Tout avait été installé, jusqu'aux chaises, pour permettre aux spectateurs d'assister à la performance de l'orchestre symphonique de Téhéran. Invités à une compétition internationale de lutte, les musiciens devaient jouer l'hymne national iranien. Mais la prestation de l'orchestre symphonique a été annulée au dernier moment parce qu'il comprenait des femmes.
"Tout d'un coup, ils ont annoncé que les femmes ne pouvaient pas joué sur scène", a déclaré, amer, le chef d'orcheste Ali Rahbari à l'agence de presse Isna. "J'étais choqué, et ai répondu qu'il m'était impossible d'accepter une telle insulte (...) on joue tous ensemble, ou on part. (...) Pourquoi (les femmes) ne seraient-elles pas autorisées à jouer l'hymne national de leur propre pays ?", a-t-il ajouté.
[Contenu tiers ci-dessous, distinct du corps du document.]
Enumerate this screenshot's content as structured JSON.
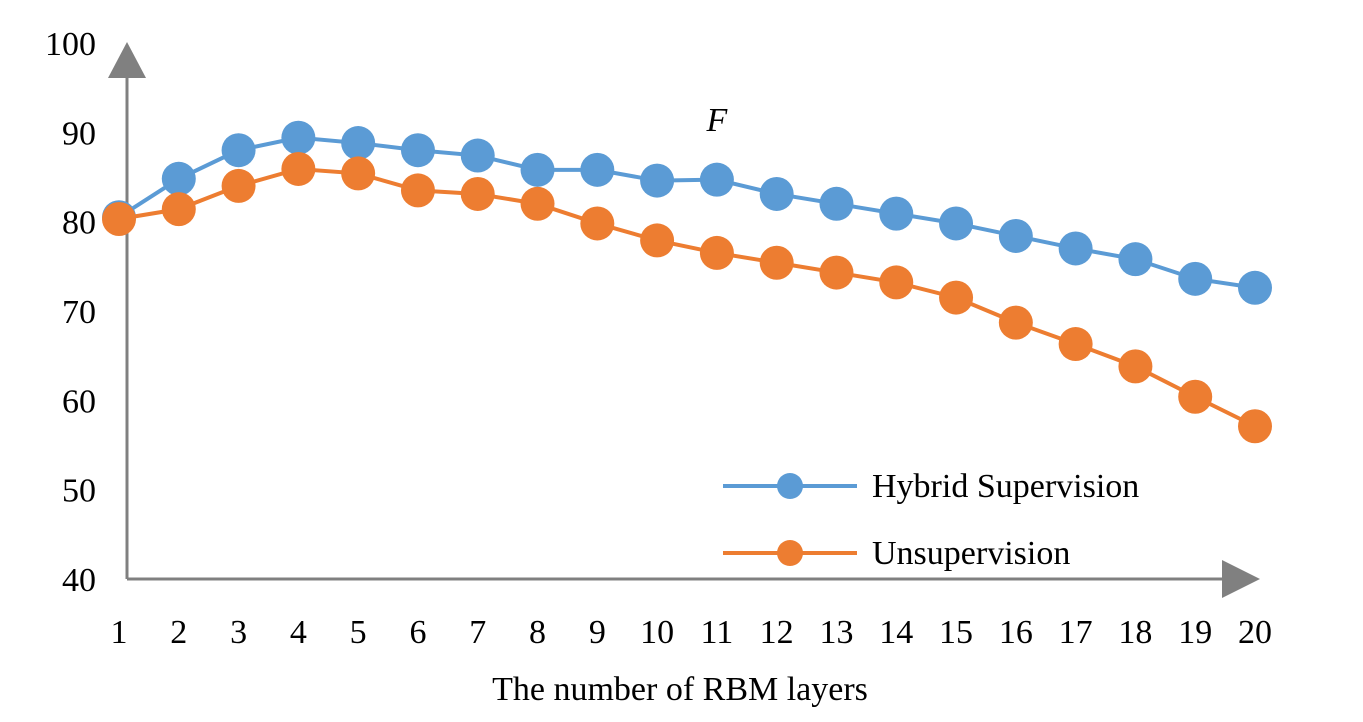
{
  "chart_data": {
    "type": "line",
    "title": "",
    "xlabel": "The number of RBM layers",
    "ylabel": "",
    "x": [
      1,
      2,
      3,
      4,
      5,
      6,
      7,
      8,
      9,
      10,
      11,
      12,
      13,
      14,
      15,
      16,
      17,
      18,
      19,
      20
    ],
    "yticks": [
      40,
      50,
      60,
      70,
      80,
      90,
      100
    ],
    "ylim": [
      40,
      100
    ],
    "grid": false,
    "legend_position": "bottom-right",
    "annotation": {
      "text": "F",
      "x": 11,
      "y": 91.5
    },
    "series": [
      {
        "name": "Hybrid Supervision",
        "color": "#5B9BD5",
        "values": [
          80.5,
          84.8,
          88.0,
          89.4,
          88.8,
          88.0,
          87.4,
          85.8,
          85.8,
          84.6,
          84.7,
          83.1,
          82.0,
          80.9,
          79.8,
          78.4,
          77.0,
          75.8,
          73.6,
          72.6
        ]
      },
      {
        "name": "Unsupervision",
        "color": "#ED7D31",
        "values": [
          80.3,
          81.4,
          84.0,
          85.9,
          85.4,
          83.5,
          83.1,
          82.0,
          79.8,
          77.9,
          76.5,
          75.4,
          74.3,
          73.2,
          71.5,
          68.7,
          66.3,
          63.8,
          60.4,
          57.1
        ]
      }
    ]
  }
}
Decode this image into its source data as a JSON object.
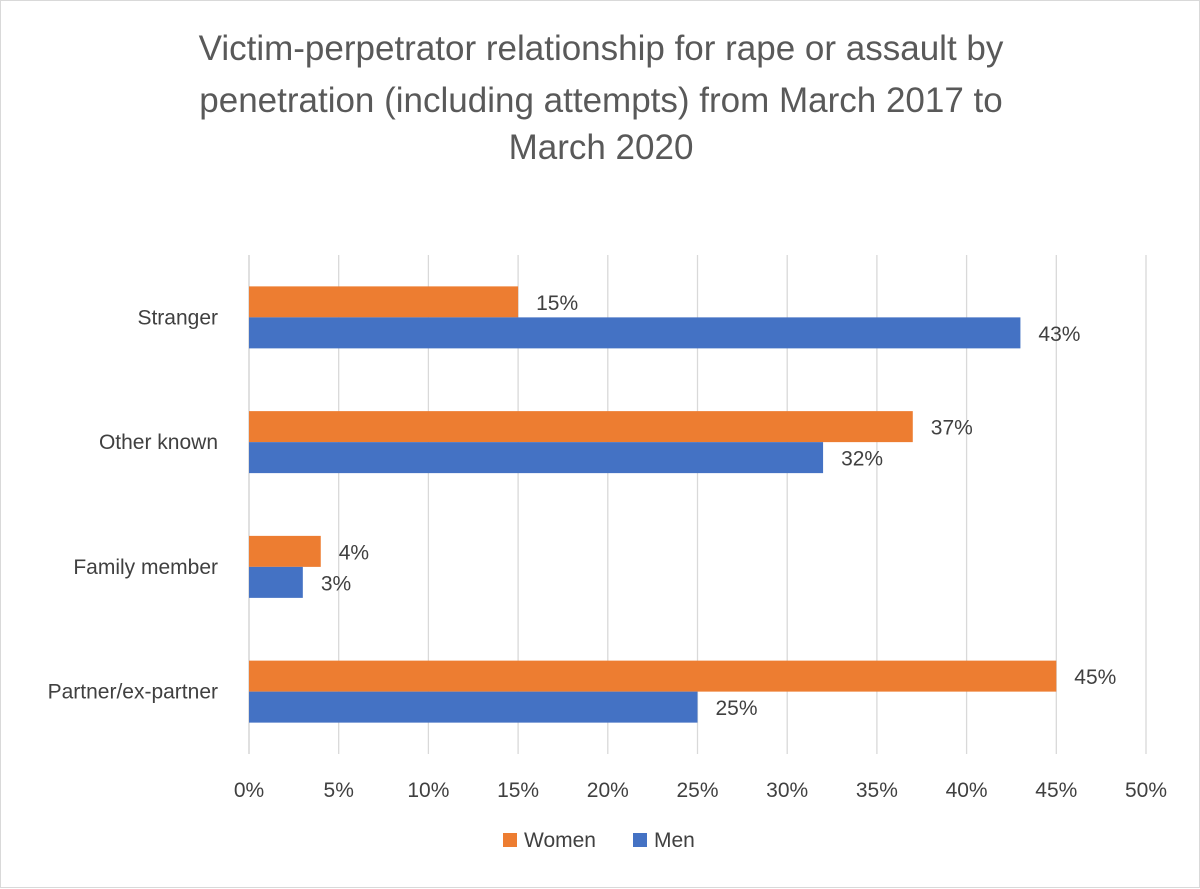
{
  "chart_data": {
    "type": "bar",
    "orientation": "horizontal",
    "title_lines": [
      "Victim-perpetrator relationship for rape or assault by",
      "penetration (including attempts)  from March 2017 to",
      "March 2020"
    ],
    "xlabel": "",
    "ylabel": "",
    "categories": [
      "Stranger",
      "Other known",
      "Family member",
      "Partner/ex-partner"
    ],
    "series": [
      {
        "name": "Women",
        "color": "#ed7d31",
        "values": [
          15,
          37,
          4,
          45
        ],
        "labels": [
          "15%",
          "37%",
          "4%",
          "45%"
        ]
      },
      {
        "name": "Men",
        "color": "#4472c4",
        "values": [
          43,
          32,
          3,
          25
        ],
        "labels": [
          "43%",
          "32%",
          "3%",
          "25%"
        ]
      }
    ],
    "xlim": [
      0,
      50
    ],
    "xticks": [
      0,
      5,
      10,
      15,
      20,
      25,
      30,
      35,
      40,
      45,
      50
    ],
    "xtick_labels": [
      "0%",
      "5%",
      "10%",
      "15%",
      "20%",
      "25%",
      "30%",
      "35%",
      "40%",
      "45%",
      "50%"
    ],
    "grid": "vertical",
    "legend_position": "bottom"
  }
}
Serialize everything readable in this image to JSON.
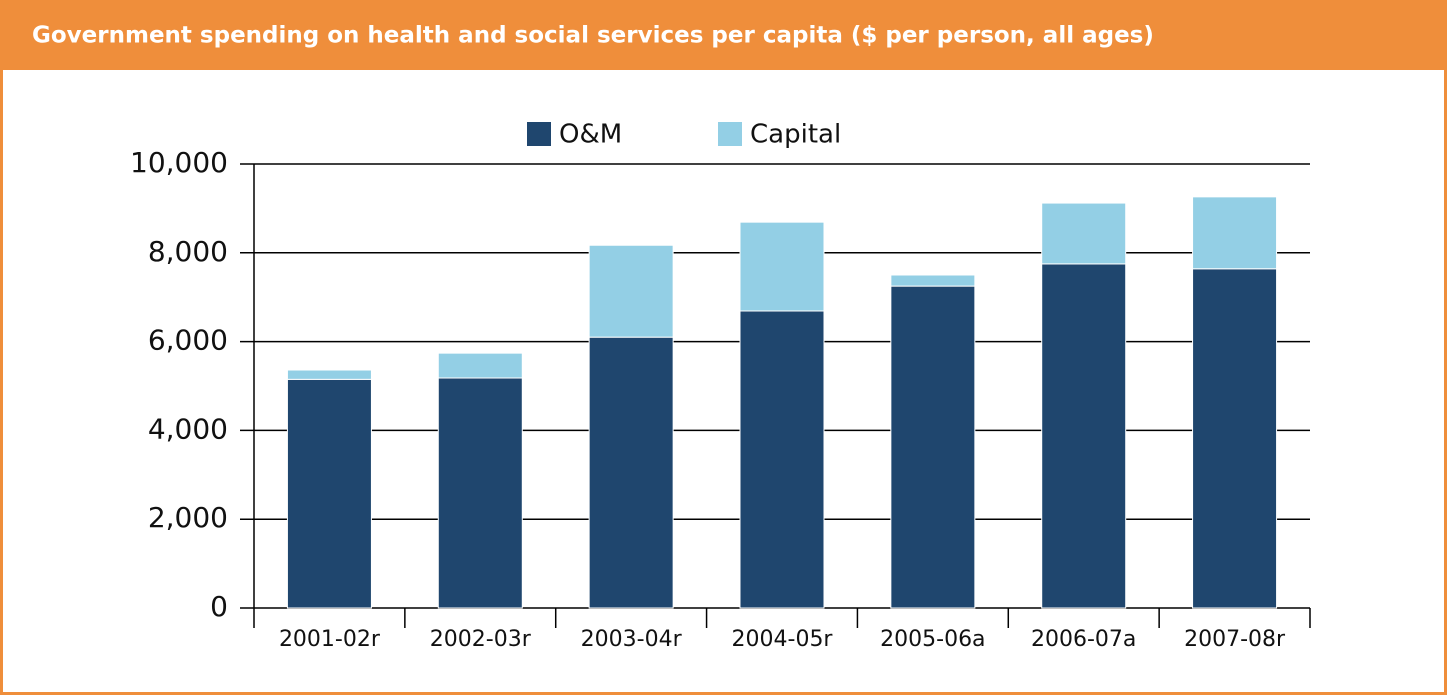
{
  "chart_data": {
    "type": "stacked_bar",
    "title": "Government spending on health and social services per capita ($ per person, all ages)",
    "categories": [
      "2001-02r",
      "2002-03r",
      "2003-04r",
      "2004-05r",
      "2005-06a",
      "2006-07a",
      "2007-08r"
    ],
    "series": [
      {
        "name": "O&M",
        "color": "#1f466e",
        "values": [
          5150,
          5180,
          6100,
          6690,
          7250,
          7750,
          7640
        ]
      },
      {
        "name": "Capital",
        "color": "#93cfe5",
        "values": [
          210,
          560,
          2070,
          2000,
          250,
          1370,
          1620
        ]
      }
    ],
    "ylim": [
      0,
      10000
    ],
    "yticks": [
      0,
      {
        "value": 2000,
        "label": "2,000"
      },
      {
        "value": 4000,
        "label": "4,000"
      },
      {
        "value": 6000,
        "label": "6,000"
      },
      {
        "value": 8000,
        "label": "8,000"
      },
      {
        "value": 10000,
        "label": "10,000"
      }
    ],
    "grid": true,
    "legend": "top"
  }
}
C'est la première fois depuis sa création en 1937 que l'orchestre symphonique de Téhéran est interdit de jouer par les autorités religieuses parce qu'il comprend des femmes parmi ses musiciens même si depuis la révolution islamique de 1979, aucune femme chanteuse ou musicienne n'est autorisée à se produire seule sur scène.
Toutefois, rapporte Isna, l'orchestre iranien a vu ces derniers mois plusieurs de ces concerts annulés sans explication et alors qu'il jouissait d'une autorisation officielle. Selon l'agence, ces annulations sont perçues par de nombreux Iraniens comme une manoeuvre de la part des autorités ultra-conservatrices du pays de faire pression sur le président modéré Hassan Rohani suite à l'accord passé avec les Etats-Unis sur le programme nucléaire iranien. Depuis le mois de juillet, mois au cours duquel l'accord entre les deux puissances a été conclu, l'Ayatollah Ali Khamenei n'a cessé de mettre en garde contre les risque "d'infiltration" de la culture américaine dans la société iranienne.
C'est loin d'être la première fois que les autorités religieuses du pays s'opposent si ouvertement aux femmes issues du monde de la culture. Fin octobre, ce sont les comédiennes Chakameh Chamanmah et Sadaf Tahérian qui ont été interdites d'écran par le ministère de la Culture et de l'Orientation islamique pour avoir posé tête nue sur les réseaux sociaux. "L'acte de ces deux actrices témoigne d'un manque d'affection chez elles et de leur caractère faible. Selon nos règles, ces personnes-là ne peuvent plus travailler officiellement. Nous ne les considérons plus comme des artistes", avait alors déclaré le porte-parole du ministère Hossein Noushabadi.